The new structure would have firefighters work a 24-hour shift (10-hour on-duty day shift followed by a 14-hour on-duty night tour) with the following 48 hours off, averaging a 56-hour work week. Though this would be 14 hours more a week than what NK firefighters currently work, there would be no extra compensation for those hours. The structural change would also reduce the number of platoons in the department from four to three. According to Embury, the department is short eight to nine members. Under the proposed structure, there would be no new hires, just "floaters" that would help reduce overtime.
“This ordinance will save a very large sum of money for the town and it will introduce a structural change to the way the fire department is staffed,” said Town Manager Michael Embury.
It’s not the first time discussion of a 24-hour shift has been discussed..
“It’s bizarre and against the law,” said Fire Union President Ray Furtado. “We’re prepared to oppose it for the safety of our firefighters.”

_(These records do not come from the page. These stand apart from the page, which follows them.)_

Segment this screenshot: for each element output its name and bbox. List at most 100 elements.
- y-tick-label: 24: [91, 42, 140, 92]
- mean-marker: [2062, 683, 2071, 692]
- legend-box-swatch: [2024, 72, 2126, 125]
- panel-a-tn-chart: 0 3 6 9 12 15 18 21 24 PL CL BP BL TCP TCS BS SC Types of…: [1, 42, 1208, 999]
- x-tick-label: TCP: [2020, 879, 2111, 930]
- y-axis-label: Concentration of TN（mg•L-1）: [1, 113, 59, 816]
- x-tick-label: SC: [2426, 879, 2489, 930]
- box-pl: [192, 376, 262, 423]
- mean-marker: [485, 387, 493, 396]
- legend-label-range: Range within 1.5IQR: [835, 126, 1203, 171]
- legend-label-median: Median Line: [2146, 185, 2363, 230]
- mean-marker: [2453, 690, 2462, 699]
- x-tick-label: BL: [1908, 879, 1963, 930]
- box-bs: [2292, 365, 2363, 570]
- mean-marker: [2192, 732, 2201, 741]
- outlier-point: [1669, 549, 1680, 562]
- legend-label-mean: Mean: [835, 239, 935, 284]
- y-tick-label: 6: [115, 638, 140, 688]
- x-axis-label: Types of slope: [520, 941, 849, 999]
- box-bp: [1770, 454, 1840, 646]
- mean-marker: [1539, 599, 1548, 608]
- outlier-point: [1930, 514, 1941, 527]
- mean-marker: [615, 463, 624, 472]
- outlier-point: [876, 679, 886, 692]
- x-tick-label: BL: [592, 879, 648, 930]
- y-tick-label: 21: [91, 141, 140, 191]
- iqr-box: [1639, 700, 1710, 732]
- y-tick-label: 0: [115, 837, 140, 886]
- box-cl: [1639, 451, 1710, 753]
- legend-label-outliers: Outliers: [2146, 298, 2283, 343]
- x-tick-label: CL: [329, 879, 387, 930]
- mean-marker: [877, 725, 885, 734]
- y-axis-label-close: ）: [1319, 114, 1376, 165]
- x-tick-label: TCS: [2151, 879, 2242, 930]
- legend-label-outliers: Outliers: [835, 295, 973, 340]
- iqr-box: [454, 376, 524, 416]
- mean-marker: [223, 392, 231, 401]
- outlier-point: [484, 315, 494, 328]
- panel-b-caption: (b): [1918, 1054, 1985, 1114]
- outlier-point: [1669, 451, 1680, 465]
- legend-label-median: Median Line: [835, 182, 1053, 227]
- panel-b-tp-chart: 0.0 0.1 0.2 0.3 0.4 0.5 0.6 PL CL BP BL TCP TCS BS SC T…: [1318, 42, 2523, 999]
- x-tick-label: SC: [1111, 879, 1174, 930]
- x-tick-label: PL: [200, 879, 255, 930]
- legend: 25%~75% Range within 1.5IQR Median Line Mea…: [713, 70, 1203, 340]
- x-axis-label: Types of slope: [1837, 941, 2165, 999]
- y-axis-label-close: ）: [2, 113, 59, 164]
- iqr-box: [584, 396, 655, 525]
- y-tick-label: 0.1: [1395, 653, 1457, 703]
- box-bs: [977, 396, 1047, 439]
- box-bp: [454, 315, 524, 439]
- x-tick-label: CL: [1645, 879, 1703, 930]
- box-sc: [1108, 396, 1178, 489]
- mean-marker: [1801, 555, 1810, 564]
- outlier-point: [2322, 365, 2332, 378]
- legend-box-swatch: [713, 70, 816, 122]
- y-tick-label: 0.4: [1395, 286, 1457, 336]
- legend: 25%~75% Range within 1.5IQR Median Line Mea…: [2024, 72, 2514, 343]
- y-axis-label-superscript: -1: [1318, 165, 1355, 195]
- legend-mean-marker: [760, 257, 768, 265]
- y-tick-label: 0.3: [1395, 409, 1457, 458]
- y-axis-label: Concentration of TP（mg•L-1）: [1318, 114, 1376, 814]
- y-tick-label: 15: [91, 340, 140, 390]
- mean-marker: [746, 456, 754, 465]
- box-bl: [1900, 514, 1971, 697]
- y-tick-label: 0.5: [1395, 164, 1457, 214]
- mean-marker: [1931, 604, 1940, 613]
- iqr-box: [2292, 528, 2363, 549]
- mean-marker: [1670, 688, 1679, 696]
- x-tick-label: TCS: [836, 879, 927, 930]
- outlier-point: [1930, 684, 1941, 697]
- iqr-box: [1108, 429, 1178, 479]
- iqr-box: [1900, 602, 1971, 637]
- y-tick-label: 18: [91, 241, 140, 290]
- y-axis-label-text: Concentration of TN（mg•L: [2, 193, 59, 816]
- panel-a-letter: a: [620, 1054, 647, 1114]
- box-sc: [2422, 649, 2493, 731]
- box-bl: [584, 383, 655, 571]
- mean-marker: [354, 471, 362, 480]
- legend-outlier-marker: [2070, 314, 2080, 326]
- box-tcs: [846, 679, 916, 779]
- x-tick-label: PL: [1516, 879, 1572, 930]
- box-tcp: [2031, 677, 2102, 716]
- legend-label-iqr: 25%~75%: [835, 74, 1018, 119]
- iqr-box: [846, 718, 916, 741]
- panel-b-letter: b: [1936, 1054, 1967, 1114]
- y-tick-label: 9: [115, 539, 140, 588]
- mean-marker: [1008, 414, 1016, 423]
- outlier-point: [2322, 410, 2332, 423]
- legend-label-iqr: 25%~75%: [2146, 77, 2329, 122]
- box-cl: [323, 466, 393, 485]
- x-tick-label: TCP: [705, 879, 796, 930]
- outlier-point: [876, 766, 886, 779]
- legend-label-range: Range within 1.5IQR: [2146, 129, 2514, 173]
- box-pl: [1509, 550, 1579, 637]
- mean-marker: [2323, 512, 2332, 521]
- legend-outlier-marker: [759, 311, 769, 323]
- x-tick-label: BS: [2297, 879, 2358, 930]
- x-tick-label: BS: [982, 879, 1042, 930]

Though the board found that the move would produce “a significant cost savings to the town,” it ruled that North Kingstown’s financial situation “does not mandate such a drastic change.”
But, with multimillion shortfalls expected for both the town and school departments, town officials are predicting steep cuts. According to Embury, $1.2 million will need to be cut from this year’s budget to next year’s. The proposed changes to the department could save the town anywhere from $800,000 to $1.1 million, he adds.
“Absent a contractual agreement that saves them the money we need, we need to have this implemented in order to get structural change and savings,” said Embury.
For Furtado, the introduction of this structural change as a law is ill timed as the town and fire union continue negotiations for this year’s contract. Furtado anticipates legal action if the measure is approved.
“The only beneficiaries in this process are the attorneys involved in the case,” said Furtado. “It’s a waste of money. It’s a shame.”